We’ll begin by addressing indoor volleyball and then discuss outdoor volleyball towards the end of this article.

When is it not allowed to touch the net in volleyball?

Volleyball Net Touch You are not permitted to touch the net between the antennae while performing an action involving playing the ball. This phrase broadly encompasses any attempt to touch the volleyball (such as digging, setting, spiking, or blocking) and acts like taking off during a jump or landing after a jump.

Additionally, if you contact the net outside the antennae, use the net, ropes, referee stand, or post for support. It will also be considered a violation.

USAV also adds clarification here, stating:

“Any player who is close to the ball as it is being played, and who is also attempting to play the ball, is considered to be in the action of playing the ball, even if no physical contact is made with it.”

A prime example is when two blockers attempt to block or swat the ball; If one person hits the ball and the other person hits the net, it is a fault. Here’s an example:

When Can Volleyball Players Touch The Net?

In several instances, contact with the net is allowed during a volleyball game…

1. Contacting the net but not during the action of playing the ball…

This refers to when the ball unintentionally hits the net.

As a middle blocker, you need to anticipate and block the ball set to the outside hitter. As you turn to cover the spiker, you inadvertently brush against the net, but this doesn’t affect the play…

In such cases, there is no violation.

However, if your contact with the net causes it to move and disrupt the play, it would be considered a violation.

2. If the ball is driven into the net and touches an opponent…

If you are blocking and your opponent hits the ball into the net with force, resulting in the net touching you or your arm, this is not considered a net touch, and the game continues.

3. Contacting the net outside of the antenna…

In volleyball, touching the net is only allowed if the contact occurs outside the antenna, doesn’t interfere with play, and isn’t used for support.

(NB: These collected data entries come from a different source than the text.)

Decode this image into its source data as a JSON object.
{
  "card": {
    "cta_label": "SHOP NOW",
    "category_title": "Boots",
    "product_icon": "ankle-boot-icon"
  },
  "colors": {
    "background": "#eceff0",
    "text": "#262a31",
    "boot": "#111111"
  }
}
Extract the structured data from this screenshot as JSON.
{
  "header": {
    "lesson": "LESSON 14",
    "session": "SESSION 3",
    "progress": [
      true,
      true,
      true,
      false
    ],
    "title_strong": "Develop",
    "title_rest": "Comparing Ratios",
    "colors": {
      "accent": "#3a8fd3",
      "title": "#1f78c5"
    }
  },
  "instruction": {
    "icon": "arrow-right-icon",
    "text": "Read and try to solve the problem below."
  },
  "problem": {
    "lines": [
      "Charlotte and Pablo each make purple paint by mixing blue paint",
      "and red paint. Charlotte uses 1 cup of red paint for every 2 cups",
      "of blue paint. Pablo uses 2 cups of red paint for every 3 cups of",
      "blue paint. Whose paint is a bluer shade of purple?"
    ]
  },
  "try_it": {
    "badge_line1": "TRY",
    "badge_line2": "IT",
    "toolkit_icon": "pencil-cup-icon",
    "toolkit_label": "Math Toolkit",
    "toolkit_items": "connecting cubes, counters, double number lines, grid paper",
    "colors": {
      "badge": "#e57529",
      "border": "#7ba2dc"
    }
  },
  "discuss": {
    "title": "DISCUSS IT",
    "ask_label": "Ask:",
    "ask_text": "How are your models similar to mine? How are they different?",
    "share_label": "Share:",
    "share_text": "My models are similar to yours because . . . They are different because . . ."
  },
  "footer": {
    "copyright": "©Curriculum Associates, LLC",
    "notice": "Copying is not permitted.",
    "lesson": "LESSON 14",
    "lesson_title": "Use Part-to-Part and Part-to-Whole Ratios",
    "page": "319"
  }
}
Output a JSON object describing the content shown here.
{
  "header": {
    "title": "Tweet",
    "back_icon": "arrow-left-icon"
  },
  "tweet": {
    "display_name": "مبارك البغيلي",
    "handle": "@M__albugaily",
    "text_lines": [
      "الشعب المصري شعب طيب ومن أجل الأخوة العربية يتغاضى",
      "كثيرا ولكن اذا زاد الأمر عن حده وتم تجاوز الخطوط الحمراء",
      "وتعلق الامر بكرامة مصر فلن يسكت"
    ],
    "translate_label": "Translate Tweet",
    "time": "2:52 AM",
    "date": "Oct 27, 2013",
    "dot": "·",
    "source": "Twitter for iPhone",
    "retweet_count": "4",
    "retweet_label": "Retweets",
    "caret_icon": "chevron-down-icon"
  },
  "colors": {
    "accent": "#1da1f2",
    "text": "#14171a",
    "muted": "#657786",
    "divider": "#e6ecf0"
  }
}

A skilled call by the referee demonstrates their thorough understanding of the rules.

The game proceeded as the player made contact with the net outside the antenna and did not disrupt play.

Is it allowed for your hair to touch the net during a volleyball game?

While neither the FIVB nor NCAA rulebooks explicitly address whether hair touching the net is a violation during ball play. Most referees do not consider net violations if a player’s hair or jersey incidentally touches the net.

Regardless of the force of the contact between your hair or clothing and the net, it is unlikely that such communication would significantly impact the game.

If your hair gets entangled in the net to the extent that it causes noticeable net movement, it would be considered a violation; however, these instances are rare.

What happens if you touch the net during a volleyball game?

If a player touches the net in a prohibited situation, the referee will signal a net touch violation, and the opposing team will receive the point.

What if both you and an opponent on the other side of the net touch the net illegally simultaneously? In this case, the referee will call for replaying the point.

Why We Have Net Violations In Volleyball

Net touch rules in volleyball serve two primary purposes: safety and fairness.

Many younger volleyball players who may not have complete grip over their movements often jump too close to the net, sometimes even landing on or jumping into the net, which can be hazardous.

The phrase “during an action of playing the ball” includes any jumping motion that requires a safe landing without net contact to discourage risky actions near the net.

Even if you jump to spike the ball, as long as it crosses the net before you land, it counts as a point.

The other rationale pertains to fairness.

You gain an unfair advantage if you pull the net down while spiking the ball.

Ascertaining whether a net touch confers an advantage can be difficult in many instances; hence the blanket rule now categorizes all net touches as either unsafe or as creating an unfair advantage.

History Of The Net Touch Rule

Rules related to net touches have undergone some changes…

If a player touches the net, it is only a fault if it interferes with play, according to the 2010 rule.

The critical distinction here is that you could be spiking the ball, touching the net, and not really gaining an unfair advantage or disrupting play, which is acceptable.

However, this approach relied heavily on referees’ discretion, often leading to disputes.

The rule was changed to consider any net touch during play illegal, regardless of its impact.

This change significantly reduced the ambiguity surrounding decisions that could go either way.

Important Related Rules

If you are curious about net touch violations, several closely related rules are worth noting.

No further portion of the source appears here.